Journal of Mathematical Fluid Mechanics ( IF 1.3 ) Pub Date : 2021-01-20 , DOI: 10.1007/s00021-020-00551-1 Pedro Gabriel Fernández-Dalgo , Oscar Jarrín
This paper deals with the existence of global weak solutions for 3D MHD equations when the initial data belong to the weighted spaces \(L^2_{w_\gamma }\), with \(w_\gamma (x)=(1+\vert x\vert )^{-\gamma }\) and \(0 \le \gamma \le 2\).

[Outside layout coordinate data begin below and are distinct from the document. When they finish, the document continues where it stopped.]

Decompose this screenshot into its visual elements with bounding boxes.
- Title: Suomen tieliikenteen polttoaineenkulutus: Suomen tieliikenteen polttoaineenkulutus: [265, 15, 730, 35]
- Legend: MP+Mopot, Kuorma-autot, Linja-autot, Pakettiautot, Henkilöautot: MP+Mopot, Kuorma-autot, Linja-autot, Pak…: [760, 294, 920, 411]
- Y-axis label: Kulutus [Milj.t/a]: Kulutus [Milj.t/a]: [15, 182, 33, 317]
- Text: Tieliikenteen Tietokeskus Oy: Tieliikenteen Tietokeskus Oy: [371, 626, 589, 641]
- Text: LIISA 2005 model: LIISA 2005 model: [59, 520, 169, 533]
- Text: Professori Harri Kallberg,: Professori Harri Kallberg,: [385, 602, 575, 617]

Moreover, we prove the existence of discretely self-similar solutions for 3D MHD equations for discretely self-similar initial data which are locally square integrable. Our methods are inspired of a recent work (Fernández-Dalgo et al. in Arch Rational Mech Anal 237:347–382, 2020) for the Navier–Stokes equations.
中文翻译:
加权$$ L ^ 2 $$ L 2空间中3D MHD方程的离散自相似解和全局弱解
当初始数据属于加权空间\(L ^ 2_ {w_ \ gamma} \)且\(w_ \ gamma(x)=(1+ \ )时,本文讨论了3D MHD方程全局弱解的存在vert x \ vert)^ {-\ gamma} \)和\(0 \ le \ gamma \ le 2 \)。此外,我们证明了离散自相似初始数据的3D MHD方程的离散自相似解的存在性,这些局部数据是局部平方可积的。我们的方法的灵感来自Navier-Stokes方程的最新工作(Fernández-Dalgo等人,Arch Rational Mech Anal 237:347–382,2020)。